Wykonanie
Ostatnio totalnie zauroczyła mnie
dynia. Kupiłam jedną, a powstało z niej tyle smakołyków! I jeszcze trochę zamroziłam :) Tradycyjne kopytka można fajnie urozmaicić - wystarczy dodać trochę puree z dyni i powstaje fantastyczny kolor, smak i wyraźnie wyczuwalny aksamit... Uwielbiam kopytka, kluski śląskie i wszelkie
makarony, ale nigdy nie smakowały mi tak bardzo jak
dyniowe. Są niesamowicie delikatne! Inspirowałam się obejrzanym programem kulinarnym, ale tam pokazywano
szpinakowe kluski, zatem nie podaję źródła, bo moje kopytka powstały bez przepisu. Gorąco zachęcam do spróbowania!

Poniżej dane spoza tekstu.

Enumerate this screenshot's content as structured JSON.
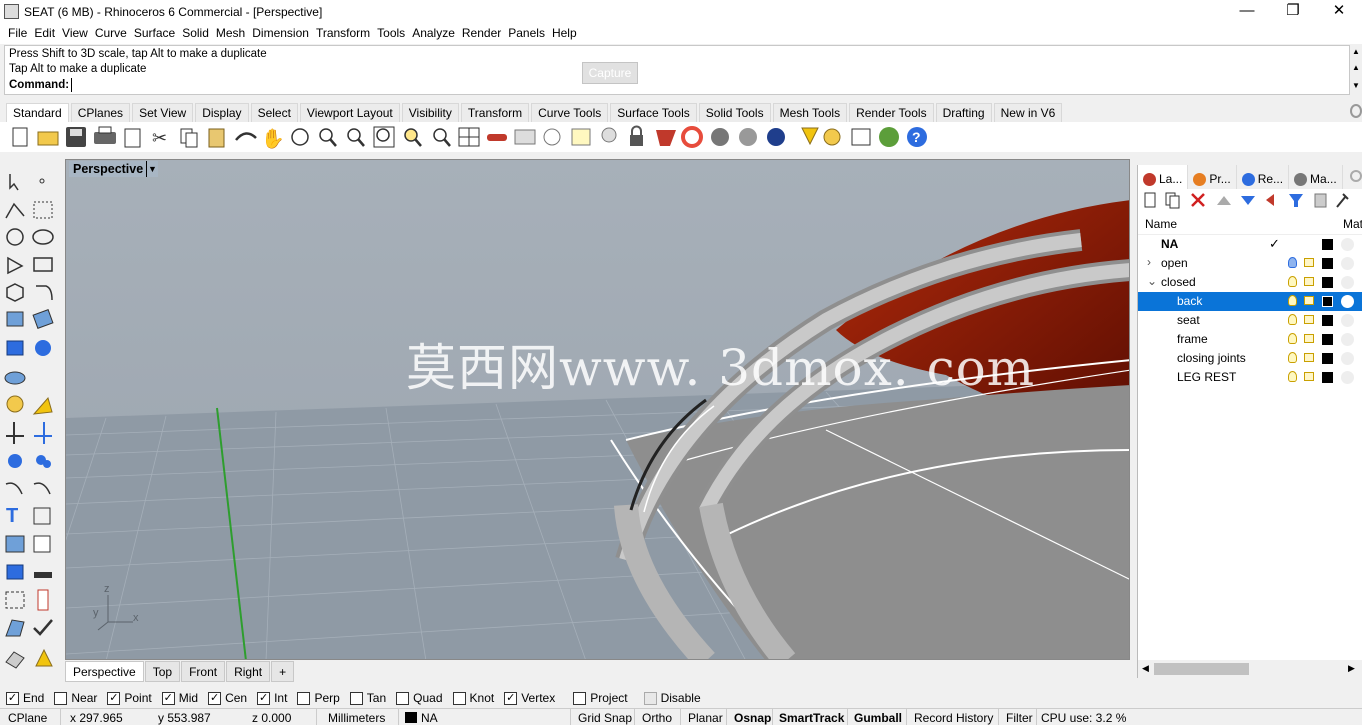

Przy okazji - zachęcam do polubienia mojego bloga na facebooku - pojawiają się tam zapowiedzi, nowe posty i wiele innych informacji :)
Składniki:- 170 g ugotowanych
ziemniaków, przeciśniętych przez praskę,- 170 g puree z dyni (o przygotowaniu puree można przeczytać w
poście o muffinkach z dyni),- 1
jajko,- przesiana
mąka pszenna - nie wiem ile dokładnie trzeba dodać, ja robię to "na oko", czyli dodaję, aż ciasto zaczyna odchodzić od rąk (zasada jest mniej więcej taka - na 1 kg
ziemniaków - 250 g
mąki, czyli na 340 g
ziemniaków i puree z dyni przypada ok. 90 g
mąki).
Ziemniaki najlepiej ugotować dzień wcześniej, a w dniu, w którym robimy kopytka przeciskamy przez praskę. Tak przygotowane
ziemniaki łączymy z puree z dyni,
jajkiem i
mąką. Wszystko mieszamy, a następnie starannie zagniatamy.
Mąkę dodawałam na oko, aż ciasto przestało się kleić i można było je kroić. Następnie na obsypanej
mąką stolnicy kroiłam na mniejsze kawałki i formowałam podłużne wałki o grubości palca. Każdy powstały wałek należy kroić na mniejsze kopytka, czyli trochę ukośnie. Gotowe kopytka wrzucamy na osolony wrzątek i gotujemy ok. 2-3 minuty od wypłynięcia. Smacznego!